Getting started¶

For most new users, the smoothest path is:

Installation — install the smallest useful engine + table-format extras.
Quickstart · Polars — laptop-only, no Docker, no JVM. Fastest way to see a pipeline run.
Use your own data after the quickstart — keep the same runner and swap the sample input for your own files.
Your first dataflow — move from one stage to an ordered bronze→silver flow.

Choose Quickstart · Spark instead of Polars only if Spark is already your target runtime or you want early parity with Fabric, Databricks, or another Spark-first environment.

Choose your route¶

Situation	Start here	Then go to
I am new and want the first successful run	Installation	Quickstart · Polars
I already know my runtime will be Spark	Installation	Quickstart · Spark
The sample worked and now I need my own files	Use your own data after the quickstart	Metadata guide for new users
I want the deeper workflow model before building	Concepts	Metadata guide or the quickstarts
I need multi-stage orchestration	Your first dataflow	How-to guides

Audience

This documentation is for both hands-on builders and readers who mainly want to understand the workflow.
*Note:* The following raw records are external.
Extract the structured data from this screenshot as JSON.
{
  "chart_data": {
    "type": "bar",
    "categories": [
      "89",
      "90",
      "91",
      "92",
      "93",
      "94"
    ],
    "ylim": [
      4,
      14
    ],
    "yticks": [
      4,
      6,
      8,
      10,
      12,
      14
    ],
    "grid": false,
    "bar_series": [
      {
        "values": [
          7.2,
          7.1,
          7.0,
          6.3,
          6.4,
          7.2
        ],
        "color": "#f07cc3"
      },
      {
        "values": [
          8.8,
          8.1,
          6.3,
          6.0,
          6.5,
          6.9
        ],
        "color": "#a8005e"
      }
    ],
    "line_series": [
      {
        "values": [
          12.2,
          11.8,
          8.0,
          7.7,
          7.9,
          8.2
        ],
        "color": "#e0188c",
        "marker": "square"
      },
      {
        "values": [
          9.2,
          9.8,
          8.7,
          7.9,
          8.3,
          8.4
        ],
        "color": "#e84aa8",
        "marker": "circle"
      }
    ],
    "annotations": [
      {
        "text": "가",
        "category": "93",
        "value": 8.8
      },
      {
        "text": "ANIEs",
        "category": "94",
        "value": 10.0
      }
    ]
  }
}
The getting-started pages are written for new data engineers, analytics engineers, and adjacent backend teams who want a concrete starting point before learning the full model.

If you do not need to run code yet, start with Concepts, especially Architecture, Metadata model, and Orchestration.

If you do want to run the examples, basic Python and command-line familiarity will help, and unfamiliar framework terms are defined or linked on first use.